在这里使用唯一索引的主要原因是为了保证数据的完整性。我怀疑try/catch块中的失败插入不会成为大多数应用程序的瓶颈，尤其是在没有大量尝试插入重复的情况下（因为您的基准测试显示类似的性能案件）。但是我怀疑拥有一个没有强制的数据模型会在某个时候出现问题。另外，在SQL Server 2008上，我会建议探索MERGE在其他策略中的使用。 – mlibby 2009-11-06 17:47:42

@mcl re：独特的索引，我完全同意，他应该有一个数据完整性的索引，如果他想要合理的性能，他将需要一个索引。回复：MERGE，我只是测试了它，它在所有场景中执行*非常类似于条件插入。 – 2009-11-06 17:51:51

谢谢你们，我希望我能接受你们的答案。为了数据完整性，我将在其上放置一个唯一的索引，然后使用条件插入，因为它在性能和可读性方面似乎是最好的。 – Ravi 2009-11-06 23:34:48

EDIT：为防止race conditions在并发环境中，请在相关子查询中使用WITH (UPDLOCK)。

我认为这将是标准的方法：

INSERT INTO MarketPrices (SecurityCode, BuyPrice, SellPrice, IsMarketOpen) 
SELECT @SecurityCode, @BuyPrice, @SellPrice, @IsMarketOpen 
WHERE NOT EXISTS (
    SELECT * FROM MarketPrices WITH (UPDLOCK) 
    WHERE SecurityCode = @SecurityCode 
    AND BuyPrice = @BuyPrice 
    AND SellPrice = @SellPrice 
)

如果您的字段是空的，你必须将它添加到条件。

你的第一种方法很有趣，但对于EXCEPT的要求你有没有经历过。这个方法本质上是一样的，但它会让你围绕着列匹配问题。

或者：

INSERT INTO MarketPrices (SecurityCode, BuyPrice, SellPrice, IsMarketOpen) 
SELECT SecurityCode, BuyPrice, SellPrice, @IsMarketOpen 
FROM (
    SELECT @SecurityCode, @BuyPrice, @SellPrice 
    EXCEPT 
    SELECT SecurityCode, BuyPrice, SellPrice FROM MarketPrices WITH (UPDLOCK) 
) a (SecurityCode, BuyPrice, SellPrice)

有关除了在这种情况下做的好处是，它处理空值，而无需您任何额外的编码。为了在第一个例子中达到同样的效果，你需要长时间测试每一对NULL和平等。

你的第二种方法是可以的，但你不需要变量。看到Tomalak的解决方案，他很好地清理了它。此外，如果这是一个问题，您需要明确处理并发插入的可能性。

来源

2009-11-06 16:33:15

我会随时为您提供语义解决方案。你的两个建议对我来说似乎很模糊（虽然后者比前者好）。

IF NOT EXISTS (
    SELECT 1 
    FROM MarketPrices 
    WHERE SecurityCode = @SecurityCode 
     AND BuyPrice = @BuyPrice 
     AND SellPrice = @SellPrice 
) 
BEGIN 
    INSERT MarketPrices 
    (SecurityCode, BuyPrice, SellPrice, IsMarketOpen) 
    VALUES 
    (@SecurityCode, @BuyPrice, @SellPrice, @IsMarketOpen) 
END

拥有超过SecurityCode, BuyPrice, SellPrice的EXISTS查询应该相当快的砾岩指数。

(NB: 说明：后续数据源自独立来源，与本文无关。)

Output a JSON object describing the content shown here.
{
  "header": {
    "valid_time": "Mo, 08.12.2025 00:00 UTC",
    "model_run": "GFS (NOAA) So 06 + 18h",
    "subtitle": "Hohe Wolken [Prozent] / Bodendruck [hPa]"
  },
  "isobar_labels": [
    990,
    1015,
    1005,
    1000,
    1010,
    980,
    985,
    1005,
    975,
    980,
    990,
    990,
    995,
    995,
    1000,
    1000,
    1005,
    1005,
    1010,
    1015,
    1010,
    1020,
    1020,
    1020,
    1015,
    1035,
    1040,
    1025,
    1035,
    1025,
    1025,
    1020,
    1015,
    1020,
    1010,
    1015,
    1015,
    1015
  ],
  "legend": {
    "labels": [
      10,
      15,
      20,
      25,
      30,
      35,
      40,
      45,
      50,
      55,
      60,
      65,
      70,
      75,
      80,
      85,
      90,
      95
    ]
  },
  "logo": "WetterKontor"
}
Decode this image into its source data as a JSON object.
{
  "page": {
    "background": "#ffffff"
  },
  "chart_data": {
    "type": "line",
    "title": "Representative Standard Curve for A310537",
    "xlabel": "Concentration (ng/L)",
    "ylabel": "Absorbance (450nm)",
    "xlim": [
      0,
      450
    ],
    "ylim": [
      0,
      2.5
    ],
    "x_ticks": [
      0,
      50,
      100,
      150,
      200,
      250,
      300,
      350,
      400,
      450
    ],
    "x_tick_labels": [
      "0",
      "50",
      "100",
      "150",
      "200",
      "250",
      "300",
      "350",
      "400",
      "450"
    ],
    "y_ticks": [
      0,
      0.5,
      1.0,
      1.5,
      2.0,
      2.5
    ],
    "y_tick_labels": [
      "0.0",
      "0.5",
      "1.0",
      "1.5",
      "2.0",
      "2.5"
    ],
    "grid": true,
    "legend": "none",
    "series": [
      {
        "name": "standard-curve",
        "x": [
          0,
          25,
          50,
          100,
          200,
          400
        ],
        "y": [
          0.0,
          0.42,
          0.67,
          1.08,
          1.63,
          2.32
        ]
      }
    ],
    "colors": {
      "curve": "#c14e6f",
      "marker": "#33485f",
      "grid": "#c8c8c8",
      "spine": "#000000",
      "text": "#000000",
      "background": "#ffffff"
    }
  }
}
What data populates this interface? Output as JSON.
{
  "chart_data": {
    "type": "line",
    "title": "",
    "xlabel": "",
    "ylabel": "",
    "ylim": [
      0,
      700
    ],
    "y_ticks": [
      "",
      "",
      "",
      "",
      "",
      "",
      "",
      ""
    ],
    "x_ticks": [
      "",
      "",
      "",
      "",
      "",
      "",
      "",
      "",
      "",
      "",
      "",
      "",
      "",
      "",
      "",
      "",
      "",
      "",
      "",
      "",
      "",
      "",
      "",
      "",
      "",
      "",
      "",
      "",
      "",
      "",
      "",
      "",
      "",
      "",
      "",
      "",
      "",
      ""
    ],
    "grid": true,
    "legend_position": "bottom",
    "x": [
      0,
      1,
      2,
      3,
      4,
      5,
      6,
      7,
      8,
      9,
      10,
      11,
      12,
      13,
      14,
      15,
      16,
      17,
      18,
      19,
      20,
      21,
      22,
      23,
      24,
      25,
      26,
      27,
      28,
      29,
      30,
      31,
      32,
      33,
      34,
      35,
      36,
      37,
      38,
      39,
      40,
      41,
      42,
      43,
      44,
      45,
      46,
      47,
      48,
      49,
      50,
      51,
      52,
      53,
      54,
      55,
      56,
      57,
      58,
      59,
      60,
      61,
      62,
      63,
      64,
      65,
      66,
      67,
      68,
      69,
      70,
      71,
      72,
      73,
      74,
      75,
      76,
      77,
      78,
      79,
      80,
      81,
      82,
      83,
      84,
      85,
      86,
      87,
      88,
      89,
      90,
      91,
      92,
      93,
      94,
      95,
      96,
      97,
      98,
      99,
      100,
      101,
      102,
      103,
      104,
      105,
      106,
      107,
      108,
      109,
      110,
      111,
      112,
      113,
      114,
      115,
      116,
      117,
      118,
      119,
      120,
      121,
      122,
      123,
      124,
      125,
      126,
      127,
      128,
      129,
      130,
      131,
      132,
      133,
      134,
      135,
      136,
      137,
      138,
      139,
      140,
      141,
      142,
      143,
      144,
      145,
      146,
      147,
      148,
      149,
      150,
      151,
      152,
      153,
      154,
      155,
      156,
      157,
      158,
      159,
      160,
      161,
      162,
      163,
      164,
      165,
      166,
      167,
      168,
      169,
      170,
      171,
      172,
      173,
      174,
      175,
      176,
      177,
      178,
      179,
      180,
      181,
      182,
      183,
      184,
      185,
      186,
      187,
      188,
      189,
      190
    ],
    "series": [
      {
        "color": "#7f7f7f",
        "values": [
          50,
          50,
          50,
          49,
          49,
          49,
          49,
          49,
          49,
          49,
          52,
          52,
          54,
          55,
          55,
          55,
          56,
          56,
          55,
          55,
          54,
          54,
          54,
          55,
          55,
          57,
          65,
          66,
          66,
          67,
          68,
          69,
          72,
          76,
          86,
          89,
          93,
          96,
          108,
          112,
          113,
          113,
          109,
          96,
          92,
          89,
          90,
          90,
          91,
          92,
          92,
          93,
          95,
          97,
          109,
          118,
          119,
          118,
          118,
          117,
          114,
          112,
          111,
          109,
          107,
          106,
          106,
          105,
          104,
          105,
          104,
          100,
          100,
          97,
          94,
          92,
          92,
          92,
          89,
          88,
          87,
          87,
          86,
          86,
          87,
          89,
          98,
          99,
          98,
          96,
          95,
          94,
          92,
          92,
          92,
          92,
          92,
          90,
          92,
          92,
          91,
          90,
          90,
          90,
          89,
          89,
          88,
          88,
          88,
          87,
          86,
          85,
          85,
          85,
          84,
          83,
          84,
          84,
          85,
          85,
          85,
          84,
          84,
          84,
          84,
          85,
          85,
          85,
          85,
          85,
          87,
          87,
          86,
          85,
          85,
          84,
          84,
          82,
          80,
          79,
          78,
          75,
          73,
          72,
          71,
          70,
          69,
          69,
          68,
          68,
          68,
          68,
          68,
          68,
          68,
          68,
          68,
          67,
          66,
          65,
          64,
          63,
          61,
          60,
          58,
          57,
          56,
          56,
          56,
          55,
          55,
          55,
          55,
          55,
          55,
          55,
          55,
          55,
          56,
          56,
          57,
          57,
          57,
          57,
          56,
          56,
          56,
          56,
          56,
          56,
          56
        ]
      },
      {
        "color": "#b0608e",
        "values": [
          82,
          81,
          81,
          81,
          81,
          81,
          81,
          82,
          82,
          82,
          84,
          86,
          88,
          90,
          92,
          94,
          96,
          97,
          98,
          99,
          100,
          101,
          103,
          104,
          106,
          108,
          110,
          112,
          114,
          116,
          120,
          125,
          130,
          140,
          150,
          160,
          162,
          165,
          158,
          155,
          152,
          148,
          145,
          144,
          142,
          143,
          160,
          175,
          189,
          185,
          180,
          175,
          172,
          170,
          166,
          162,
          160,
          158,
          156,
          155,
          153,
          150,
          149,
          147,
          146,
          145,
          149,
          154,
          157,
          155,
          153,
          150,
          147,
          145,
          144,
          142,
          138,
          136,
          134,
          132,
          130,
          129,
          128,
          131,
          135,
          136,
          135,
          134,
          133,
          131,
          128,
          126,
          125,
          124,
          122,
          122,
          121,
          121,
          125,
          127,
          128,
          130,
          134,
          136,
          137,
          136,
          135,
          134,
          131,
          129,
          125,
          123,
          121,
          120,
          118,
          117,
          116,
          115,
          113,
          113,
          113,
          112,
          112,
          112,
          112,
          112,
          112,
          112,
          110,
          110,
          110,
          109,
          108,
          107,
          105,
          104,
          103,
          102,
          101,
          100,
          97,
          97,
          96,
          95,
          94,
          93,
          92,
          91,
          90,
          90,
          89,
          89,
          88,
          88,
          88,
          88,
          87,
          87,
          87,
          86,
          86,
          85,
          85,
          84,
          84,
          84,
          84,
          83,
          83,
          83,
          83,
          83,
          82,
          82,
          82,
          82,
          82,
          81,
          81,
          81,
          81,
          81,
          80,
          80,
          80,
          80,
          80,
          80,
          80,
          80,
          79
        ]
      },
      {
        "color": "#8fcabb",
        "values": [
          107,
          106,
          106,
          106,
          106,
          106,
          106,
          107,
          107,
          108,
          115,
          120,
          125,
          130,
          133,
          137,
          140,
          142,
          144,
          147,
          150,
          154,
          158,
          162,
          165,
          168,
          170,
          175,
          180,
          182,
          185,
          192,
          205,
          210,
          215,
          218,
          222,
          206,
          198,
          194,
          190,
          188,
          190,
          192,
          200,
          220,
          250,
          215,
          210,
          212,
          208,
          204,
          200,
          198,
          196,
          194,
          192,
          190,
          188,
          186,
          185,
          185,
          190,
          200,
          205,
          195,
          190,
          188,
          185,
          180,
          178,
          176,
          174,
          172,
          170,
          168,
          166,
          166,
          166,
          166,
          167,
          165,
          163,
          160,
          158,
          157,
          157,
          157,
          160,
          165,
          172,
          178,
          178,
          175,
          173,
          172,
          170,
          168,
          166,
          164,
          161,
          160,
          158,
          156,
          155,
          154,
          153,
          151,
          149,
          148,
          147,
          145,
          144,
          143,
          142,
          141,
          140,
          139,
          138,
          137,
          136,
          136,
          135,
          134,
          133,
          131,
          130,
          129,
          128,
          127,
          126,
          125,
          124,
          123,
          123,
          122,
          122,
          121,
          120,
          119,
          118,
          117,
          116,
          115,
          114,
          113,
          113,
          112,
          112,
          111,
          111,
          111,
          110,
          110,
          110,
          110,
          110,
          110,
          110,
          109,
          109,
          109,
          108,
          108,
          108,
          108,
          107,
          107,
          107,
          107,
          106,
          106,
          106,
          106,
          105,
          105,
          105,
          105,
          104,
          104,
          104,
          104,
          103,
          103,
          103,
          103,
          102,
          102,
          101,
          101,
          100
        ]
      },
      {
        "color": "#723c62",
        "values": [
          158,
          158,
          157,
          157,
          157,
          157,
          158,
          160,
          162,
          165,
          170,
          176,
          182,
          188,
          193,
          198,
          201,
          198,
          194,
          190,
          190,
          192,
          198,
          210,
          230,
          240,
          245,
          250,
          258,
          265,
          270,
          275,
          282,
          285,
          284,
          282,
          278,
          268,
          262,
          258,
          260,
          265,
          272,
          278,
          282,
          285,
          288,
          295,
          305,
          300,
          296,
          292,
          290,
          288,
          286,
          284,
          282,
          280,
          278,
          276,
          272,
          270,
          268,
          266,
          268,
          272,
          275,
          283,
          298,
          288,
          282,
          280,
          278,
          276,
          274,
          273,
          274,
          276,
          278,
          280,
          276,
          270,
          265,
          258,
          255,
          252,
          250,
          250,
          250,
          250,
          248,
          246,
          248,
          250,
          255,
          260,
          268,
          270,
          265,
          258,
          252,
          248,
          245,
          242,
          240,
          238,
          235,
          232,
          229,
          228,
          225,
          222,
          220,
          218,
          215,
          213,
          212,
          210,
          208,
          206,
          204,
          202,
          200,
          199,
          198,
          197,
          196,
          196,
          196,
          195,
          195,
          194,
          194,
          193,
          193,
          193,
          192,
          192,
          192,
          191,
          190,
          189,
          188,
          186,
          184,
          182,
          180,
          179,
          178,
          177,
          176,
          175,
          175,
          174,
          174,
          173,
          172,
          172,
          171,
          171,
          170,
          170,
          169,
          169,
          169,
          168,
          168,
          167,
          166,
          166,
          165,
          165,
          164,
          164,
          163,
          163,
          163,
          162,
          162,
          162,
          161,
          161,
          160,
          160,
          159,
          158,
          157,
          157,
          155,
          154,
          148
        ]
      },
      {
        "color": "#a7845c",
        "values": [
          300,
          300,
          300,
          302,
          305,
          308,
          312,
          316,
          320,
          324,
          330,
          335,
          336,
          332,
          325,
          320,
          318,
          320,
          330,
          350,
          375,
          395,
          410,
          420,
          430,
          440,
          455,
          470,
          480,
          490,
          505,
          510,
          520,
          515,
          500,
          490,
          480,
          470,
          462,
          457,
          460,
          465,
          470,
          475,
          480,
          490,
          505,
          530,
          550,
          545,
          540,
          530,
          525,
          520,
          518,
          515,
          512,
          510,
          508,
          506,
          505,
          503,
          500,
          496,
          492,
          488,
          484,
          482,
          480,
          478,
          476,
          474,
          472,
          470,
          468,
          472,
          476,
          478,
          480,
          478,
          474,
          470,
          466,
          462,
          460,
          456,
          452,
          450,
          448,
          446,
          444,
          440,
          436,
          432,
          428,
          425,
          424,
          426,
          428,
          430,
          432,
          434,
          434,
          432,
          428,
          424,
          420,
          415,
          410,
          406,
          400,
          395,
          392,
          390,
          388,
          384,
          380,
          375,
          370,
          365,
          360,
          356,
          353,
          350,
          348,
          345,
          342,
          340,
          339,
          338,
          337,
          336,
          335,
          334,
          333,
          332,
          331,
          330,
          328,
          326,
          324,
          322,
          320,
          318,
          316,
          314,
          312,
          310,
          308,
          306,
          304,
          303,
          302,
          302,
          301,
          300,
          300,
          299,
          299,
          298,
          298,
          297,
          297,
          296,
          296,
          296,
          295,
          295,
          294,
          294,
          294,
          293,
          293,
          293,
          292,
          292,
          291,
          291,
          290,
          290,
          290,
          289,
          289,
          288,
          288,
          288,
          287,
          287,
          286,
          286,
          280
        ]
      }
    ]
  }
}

基准测试是一个计时WHILE循环的问题，我会说。测试一下，看看你自己。

来源

2009-11-06 16:33:58 Tomalak

另一种选择：在相关字段（SecurityCode，BuyPrice，SellPrice）上创建一个唯一索引，发出一个简单的插入，并让数据库确定记录是否重复。插入尝试插入重复时会失败。

使用代码（无论是外部语言还是SQL处理程序）来保证唯一性不够严格，最终会导致您希望防止的重复。

来源

2009-11-06 16:50:15 mlibby

我在想你可能是对的，特别是当涉及到并发插入时 – Ravi 2009-11-06 16:57:17

我很想看到这个基准。假设一个唯一的索引，它有更多的开销：条件插入的WHERE子句，或TRY/CATCH块的异常处理？如果您希望99％的插入*为*不重复，我想TRY/CATCH块可能更有效。 – 2009-11-06 16:59:03

我打算做到这一点，当我回家 - 将在这里发布结果 – Ravi 2009-11-06 17:04:46

，如果你不需要重复的陷阱，你总是可以创建一个“忽略重复”设置为true的唯一索引。 SQL Server将为您处理此问题。

来源

2010-12-11 08:26:51 IamIC

下面我已经加入了顶级的答案从Only inserting a row if it's not already there彼得Radocchia的出色答卷。

外卖是使用race safe with try/catch技术是轻微（〜1％），比race safe with updlock, holdlock技术快时，有没有实际的冲突（即你期望的碰撞将是非常罕见的 - 这是uniques情况），并且是当总是发生碰撞时，速度稍慢（〜20％）（这是duplicates方案）。这并没有将锁升级等复杂问题考虑在内。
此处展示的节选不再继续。